Le long tunnel des Visiteurs

Godefroy de Montmirail (Jean Reno) et Jacquouille (Christian Clavier). Photo Nicolas Schul - Gaumont

Godefroy de Montmirail (Jean Reno) et Jacquouille (Christian Clavier). Photo Nicolas Schul – Gaumont

En 1993, un certain Jacquouille la fripouille faisait une entrée tonitruante sur les écrans français en poussant un « Okaayyyy » qui allait devenir un must des préaux scolaires. Une affaire juteuse puisque Les Visiteurs prenait, cette année-là, la tête du box-office français avec un total de 13,98 millions d’entrées. Forcément ce genre de réussite donne des idées aux producteurs. Un Visiteurs 2, en 1998, réunissait encore la bagatelle de huit millions de spectateurs. Un (moins bon) résultat qui pouvait cependant faire rêver bien des producteurs, des réalisateurs et des acteurs. Ensuite, en  2001, il y avait bien eu un Visiteurs en Amérique que, par charité, on oubliera…

Disons que c’est donc avec une certaine curiosité (mais sans se faire trop d’illusions non plus) qu’on est allé voir ce Jacquouille le retour. Histoire de retourner, 23 ans plus tard, dans les couloirs du temps. Autant le dire d’entrée, la désillusion est grande. Godefroy de Montmirail et son fidèle serviteur, passés par un 20e siècle dont ils avaient apprécié la modernité, sont projetés dans une époque de profonds bouleversements politiques et sociaux : la Révolution Française… Plus précisément, la Terreur, période de grands dangers pendant laquelle les descendants de Jacquouille La Fripouille, révolutionnaires convaincus, confisquent le château et tous les biens des descendants de Godefroy de Montmirail, aristocrates arrogants en fuite dont la vie ne tient qu’à un fil.
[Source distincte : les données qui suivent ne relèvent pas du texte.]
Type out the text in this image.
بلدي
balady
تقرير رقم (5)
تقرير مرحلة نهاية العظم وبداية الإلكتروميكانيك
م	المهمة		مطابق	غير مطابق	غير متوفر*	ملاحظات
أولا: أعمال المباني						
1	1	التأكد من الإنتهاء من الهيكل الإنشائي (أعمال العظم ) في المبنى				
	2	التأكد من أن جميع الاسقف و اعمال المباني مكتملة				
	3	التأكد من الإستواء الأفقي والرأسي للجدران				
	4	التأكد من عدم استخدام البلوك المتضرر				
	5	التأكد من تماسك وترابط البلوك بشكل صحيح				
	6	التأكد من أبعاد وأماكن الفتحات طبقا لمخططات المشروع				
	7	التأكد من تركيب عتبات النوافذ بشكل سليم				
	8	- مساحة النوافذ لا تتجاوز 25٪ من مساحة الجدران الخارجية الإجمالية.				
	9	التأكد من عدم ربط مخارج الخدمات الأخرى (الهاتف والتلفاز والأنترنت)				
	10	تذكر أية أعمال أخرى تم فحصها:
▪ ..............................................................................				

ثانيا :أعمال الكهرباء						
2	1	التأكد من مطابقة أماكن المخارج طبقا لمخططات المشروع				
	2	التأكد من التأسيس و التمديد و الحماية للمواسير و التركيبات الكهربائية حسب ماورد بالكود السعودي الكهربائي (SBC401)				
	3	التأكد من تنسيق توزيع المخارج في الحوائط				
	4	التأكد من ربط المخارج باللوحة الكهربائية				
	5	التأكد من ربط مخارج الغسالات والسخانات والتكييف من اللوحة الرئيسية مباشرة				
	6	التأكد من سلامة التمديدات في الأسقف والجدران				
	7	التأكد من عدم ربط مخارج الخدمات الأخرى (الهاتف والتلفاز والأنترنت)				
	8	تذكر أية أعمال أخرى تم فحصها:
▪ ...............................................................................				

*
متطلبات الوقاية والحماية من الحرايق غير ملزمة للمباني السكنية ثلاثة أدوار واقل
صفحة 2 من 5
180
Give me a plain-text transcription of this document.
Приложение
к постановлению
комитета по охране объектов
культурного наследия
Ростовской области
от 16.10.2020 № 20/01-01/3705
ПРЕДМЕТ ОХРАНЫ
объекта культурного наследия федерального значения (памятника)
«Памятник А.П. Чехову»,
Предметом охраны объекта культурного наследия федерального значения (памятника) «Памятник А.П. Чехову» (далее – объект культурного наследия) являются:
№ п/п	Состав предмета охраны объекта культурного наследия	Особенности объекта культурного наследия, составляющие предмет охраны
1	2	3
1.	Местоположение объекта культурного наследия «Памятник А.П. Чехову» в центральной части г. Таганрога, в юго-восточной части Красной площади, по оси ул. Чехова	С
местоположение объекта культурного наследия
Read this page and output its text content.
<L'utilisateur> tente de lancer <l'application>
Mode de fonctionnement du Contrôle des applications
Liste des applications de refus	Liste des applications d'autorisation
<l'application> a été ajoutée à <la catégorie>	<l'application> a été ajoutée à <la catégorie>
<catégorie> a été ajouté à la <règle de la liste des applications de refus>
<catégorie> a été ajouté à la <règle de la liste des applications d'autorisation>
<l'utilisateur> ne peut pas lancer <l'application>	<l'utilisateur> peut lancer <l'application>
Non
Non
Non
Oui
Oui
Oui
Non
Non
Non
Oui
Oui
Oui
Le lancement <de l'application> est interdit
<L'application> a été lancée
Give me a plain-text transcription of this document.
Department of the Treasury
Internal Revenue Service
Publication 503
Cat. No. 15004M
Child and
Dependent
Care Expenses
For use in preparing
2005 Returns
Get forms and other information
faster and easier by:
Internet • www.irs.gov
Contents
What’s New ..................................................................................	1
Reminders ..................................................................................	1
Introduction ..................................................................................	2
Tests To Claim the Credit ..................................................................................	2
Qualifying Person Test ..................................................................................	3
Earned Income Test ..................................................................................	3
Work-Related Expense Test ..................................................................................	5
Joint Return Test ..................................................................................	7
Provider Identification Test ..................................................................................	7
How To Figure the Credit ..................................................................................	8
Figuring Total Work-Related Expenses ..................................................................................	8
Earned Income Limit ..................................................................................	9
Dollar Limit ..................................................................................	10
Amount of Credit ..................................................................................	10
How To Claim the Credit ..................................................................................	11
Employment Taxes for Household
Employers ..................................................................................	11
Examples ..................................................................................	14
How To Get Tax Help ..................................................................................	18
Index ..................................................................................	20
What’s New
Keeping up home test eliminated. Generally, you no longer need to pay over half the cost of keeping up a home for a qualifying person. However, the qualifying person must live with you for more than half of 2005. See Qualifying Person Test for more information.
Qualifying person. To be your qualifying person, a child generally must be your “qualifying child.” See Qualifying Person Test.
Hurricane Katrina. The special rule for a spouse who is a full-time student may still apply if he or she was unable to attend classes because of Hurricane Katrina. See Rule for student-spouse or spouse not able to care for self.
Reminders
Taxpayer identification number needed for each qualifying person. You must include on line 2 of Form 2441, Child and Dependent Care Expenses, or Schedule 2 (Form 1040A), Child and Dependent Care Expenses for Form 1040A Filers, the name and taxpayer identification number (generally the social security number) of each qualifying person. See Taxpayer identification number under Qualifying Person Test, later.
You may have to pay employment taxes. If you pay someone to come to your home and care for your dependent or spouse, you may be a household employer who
Voilà pour le pitch.

Alors on s’embarque dans une aventure dont le début fait parfois penser aux Pardaillan ou Bossu de nos jeunes années. Mais, en moins bien. Ensuite, on lâche vite prise tant le scénario paraît inconsistant et la mise en scène d’une confondante platitude. Il faut se contenter d’un furoncle qui gicle, d’une perruque de voyage qui se gonfle ou se dégonfle, d’un personnage de soldat-concierge de couleur, de Marat dans son bain ou d’un dîner avec l’antipathique Robespierre qui consomme du boudin antillais très épicé et qui s’en trouve mal. Car, et c’est le trait principal de ces nouveaux Visiteurs, le propos est constamment prout-caca. On y parle de « merdasse royale », d’odeur suffocante de pieds crasseux ou d’âne mort, d’haleine putride et on en passe. On se demande si les scénaristes pensaient vraiment faire rire le public avec ces plaisanteries de latrines…

Karin Viard, Alex Lutz et Franck Dubosc. Photo Nicolas Schul - Gaumont

Karin Viard, Alex Lutz et Franck Dubosc. Photo Nicolas Schul – Gaumont

Avec ces péripéties d’aristos dont on se moque comme de sa première guillotine, il revient aux comédiens de boucher les trous. Jean Reno, tour à tour Godefroy de Montmirail, noble autrichien et tonnelier alsacien, a l’air de se demander ce qu’il fait dans cette galère. Quant au Jacquouille de Christian Clavier, il semble ne pas avoir changé d’un poil sinon qu’il a un peu forci. Le gueux aux dents cariées est toujours aussi bête, nauséabond, hystérique et couard. Comme pour se ménager un peu d’air, Clavier s’est offert deux parents de Jacquouille de plus: un commissaire du peuple corrompu et un châtelain collabo au temps de l’Occupation. Tous les autres comédiens semblent se contenter du minimum syndical en balançant des répliques qui semblent leur brûler les lèvres.

Dernière chose: il faut attendre la toute fin de ces Visiteurs pour entendre Jacquouille lâcher enfin son fameux « Okaayyy ». Mais on n’est pas obligé d’en arriver là.

 LES VISITEURS – LA REVOLUTION Comédie (France – 1h50) de Jean-Marie Poiré avec Christian Clavier, Jean Reno, Franck Dubosc, Karin Viard, Sylvie Testud, Marie-Anne Chazel, Ary Abittan, Alex Lutz, Pascal Nzonzi, Anne Gregorio, Lorant Deutsch, Frédérique Bel. Dans les salles le 6 avril.